When you have kids you start out thinking that your kid will be president or a Dr and all you see is endless possibility. Babies are endless possibility, they are joy, and love and passion. They are dreams come true and all you want is for their dreams to come true. All you want is for your children to be happy and fulfilled. Every parent thinks their kid is specials and gonna change the world. I've always known Tabitha was special, every time she did anything new I always thought she was the smartest kid in the world. She was the best kid ever and after waiting for her for so long she was the perfect kid. Tabitha is my sunshine, she is the light that came from darkness. She is what I waited so long for. But for the last year her light has had a cloud over it. One I had a hard time dealing with. She has had violent fits, crying outbursts, she changed from my happy sweet girl. I took her to the dr time and time again, but they just said moodiness was normal, she was fine. They blew me off time and again. But I knew something was wrong. Every day I watched her grow further and further away from us, that she was changing.
We dealt with the fits and the violent outbursts, we started pulling away from our friends. We stayed home and stopped doing play dates for fear that Tabitha would hurt someone with one of her fits. We started noticing that when someone got hurt she showed no empathy, she would say sorry and give a hug out of some sort of memorized protocol. We noticed that she wouldn't look people in the eye and when she did catch their eye she would freak out. A few months ago she was tested at preschool, and she was tested at an almost 9 year old receptive vocabulary, but she can't use it, and she gets very frustrated when she can't express herself.
There are other things that we noticed, and we tried talking to drs about, but it was just the same old song and dance from them. I finally decided to switch drs. About two weeks ago I took Tabitha to our new dr to talk about what was going on. Things had been getting worse with her for some time. I had bruises, bloody noses, and dislocated fingers to show for it. I'd had enough, I needed answers. I was tired of being afraid of my child, and afraid for her. I needed help.
I sat down with her dr and discussed my concerns and fears.I finally found someone who would listen. I finally found someone who agreed that her fits were not that of a normal 3 1/2 year old. Then he said what I feared he would say. Tabitha is on the autism spectrum. I think I knew for a while, but I had convinced myself it was something else, maybe bipolar or something like that. Something that can be "fixed" with medicine. I wasn't surprised, but I did cry when I got to the car with the girls. I had a hard time not believing it was my fault. With all the junk science, blaming mothers for having epidurals, and c-sections, and vaccinating their children. Even though I know its not my fault, I still blame myself. I think its natural for parents to think anything that happens to their kids is their fault. But while we have been waiting to meet with the therapist and get some diagnostic tests done on Tabitha, I finally stopped thinking that this was something that "happened" to Tabitha, and started realizing that there's nothing "wrong" with my daughter, her brain just works different than other kids.
For the past two weeks Morgen has been trying some tactics he learned from ABA therapy when he used to worked with a friends son who has autism. They seem to be working. Tonight we met with the therapist, he asked lots of questions and listened to our concerns. He stopped short of saying she is autistic, but said he believed she is on the spectrum. She is high functioning, and he said she seems like with the right interventions, she will be ok. We will go back next week for more evaluations, and to talk about our next steps.
I have a range of emotions going through me for the last two weeks. I'm scared, I worry that people wont be accepting of Tabitha, that she will be shunned because shes a little weird and she freaks out at things most kids would let roll off their backs. I'm happy that we are on a path to helping her. The only thing I want in this life is for my children to be happy. I will do whatever it takes to make my children happy. Now that i have some sense of how to help her, I know we will all be ok.
Over the last few weeks, we haven't told too many people about whats going on.
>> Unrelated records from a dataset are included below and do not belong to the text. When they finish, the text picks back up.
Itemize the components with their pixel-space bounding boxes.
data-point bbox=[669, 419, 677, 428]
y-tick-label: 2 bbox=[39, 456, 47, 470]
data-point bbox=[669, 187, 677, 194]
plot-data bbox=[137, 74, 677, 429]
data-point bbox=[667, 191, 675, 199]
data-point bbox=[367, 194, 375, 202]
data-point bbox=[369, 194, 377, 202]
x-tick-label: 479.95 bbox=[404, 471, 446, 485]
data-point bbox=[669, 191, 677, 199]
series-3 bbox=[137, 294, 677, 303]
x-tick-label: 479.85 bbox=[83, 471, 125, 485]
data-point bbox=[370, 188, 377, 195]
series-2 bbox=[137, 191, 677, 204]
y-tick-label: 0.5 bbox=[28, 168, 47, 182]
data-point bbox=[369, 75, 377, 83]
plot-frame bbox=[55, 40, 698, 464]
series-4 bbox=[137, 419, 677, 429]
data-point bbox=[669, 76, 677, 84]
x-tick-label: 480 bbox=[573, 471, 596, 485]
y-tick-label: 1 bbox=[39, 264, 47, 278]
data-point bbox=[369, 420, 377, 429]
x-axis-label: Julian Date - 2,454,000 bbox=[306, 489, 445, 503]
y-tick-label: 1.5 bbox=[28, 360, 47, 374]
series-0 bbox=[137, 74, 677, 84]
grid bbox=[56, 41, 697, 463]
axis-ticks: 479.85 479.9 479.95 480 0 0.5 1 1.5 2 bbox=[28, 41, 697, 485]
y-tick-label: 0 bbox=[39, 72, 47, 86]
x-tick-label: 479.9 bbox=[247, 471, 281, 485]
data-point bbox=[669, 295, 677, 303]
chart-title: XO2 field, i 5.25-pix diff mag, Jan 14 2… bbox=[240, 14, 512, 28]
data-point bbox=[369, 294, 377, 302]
But of the few people we have told almost all have been really supportive. They have been true friends. They have been there for me, and they have loved Tabitha and they have been a shoulder for me to cry on. I'm thankful for our friends who have helped us. I'm thankful for the friends who helped me talk through this, who have shown me what real friends are. There are a lot of emotions going though me, there are a lot of unknowns in our future, but one thing I do know, is that Tabitha is loved.